Note: The scheduler.step() call is standardized across all models — it handles SDE noise injection, ODE stepping, and log-probability computation. You only need to implement the transformer-specific logic before it.

For a detailed walkthrough of how inference() and forward() fit into the six-stage training pipeline, see the Workflow Guidance — Stage 3: Trajectory Generation and Stage 6: Policy Optimization.

Step 7: Register the Adapter

Add your adapter to the registry in src/flow_factory/models/registry.py:

_MODEL_ADAPTER_REGISTRY: Dict[str, str] = {
    # ... existing entries ...
    'my-model': 'flow_factory.models.my_model.my_model.MyModelAdapter',
}

Now it can be used via config:

model:
  model_type: "my-model"
  model_name_or_path: "org/my-model-checkpoint"

Advanced: Custom preprocess_func

The default preprocess_func calls encode_prompt, encode_image, and encode_video independently.
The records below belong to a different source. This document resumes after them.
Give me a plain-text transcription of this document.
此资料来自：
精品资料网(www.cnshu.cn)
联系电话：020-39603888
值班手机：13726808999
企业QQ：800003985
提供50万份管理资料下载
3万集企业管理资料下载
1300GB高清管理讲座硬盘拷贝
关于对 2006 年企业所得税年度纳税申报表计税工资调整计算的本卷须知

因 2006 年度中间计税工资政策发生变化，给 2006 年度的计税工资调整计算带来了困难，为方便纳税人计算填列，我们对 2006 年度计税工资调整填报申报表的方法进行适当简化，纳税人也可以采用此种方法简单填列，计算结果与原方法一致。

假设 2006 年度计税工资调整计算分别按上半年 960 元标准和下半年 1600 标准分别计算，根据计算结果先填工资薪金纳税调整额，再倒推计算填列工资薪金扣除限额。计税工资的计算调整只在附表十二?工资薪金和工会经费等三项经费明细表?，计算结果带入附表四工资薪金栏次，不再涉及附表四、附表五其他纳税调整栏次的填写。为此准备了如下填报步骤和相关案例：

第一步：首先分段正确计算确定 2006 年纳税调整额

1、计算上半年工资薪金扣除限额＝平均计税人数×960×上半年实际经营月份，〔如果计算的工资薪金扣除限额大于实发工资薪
Override it when your model requires cross-modal preprocessing — for example, FLUX.2 uses its text encoder to "upsample" (rewrite) prompts based on input images before encoding (here):

# src/flow_factory/models/flux/flux2.py — Flux2Adapter.preprocess_func()
def preprocess_func(
    self,
    prompt: List[str],
    images: Optional[MultiImageBatch] = None,
    caption_upsample_temperature: Optional[float] = None,
    **kwargs,
) -> Dict[str, Union[List[Any], torch.Tensor]]:
    # 1. Normalize images to List[List[Image | None]]
    # ...
    
    # 2. Cross-modal: rewrite prompts using text encoder + images
    if caption_upsample_temperature is not None:
        final_prompts = [
            self.pipeline.upsample_prompt(prompt=p, images=imgs, temperature=caption_upsample_temperature)
            for p, imgs in zip(prompt, images)
        ]
    else:
        final_prompts = prompt
    
    # 3. Encode prompts (with rewritten text)
    batch = self.encode_prompt(prompt=final_prompts, **kwargs)
    
    # 4. Encode images separately
    if has_images:
        batch.update(self.encode_image(images=images, **kwargs))
    
    return batch

When to override preprocess_func:

Scenario Override Needed?
Standard independent encoding (text + image + video) No — default works
Prompt rewriting that depends on input images Yes
Joint text-image encoding (e.g., interleaved tokens) Yes
Custom normalization or augmentation during preprocessing Yes

Advanced: Pseudo-Pipeline for Non-Diffusers Models

Not all models have a diffusers pipeline. For models like Bagel — a unified multimodal foundation model that combines LLM, ViT, and VAE in a single architecture — you can create a pseudo-pipeline that mimics the diffusers Pipeline interface just enough for BaseAdapter to work.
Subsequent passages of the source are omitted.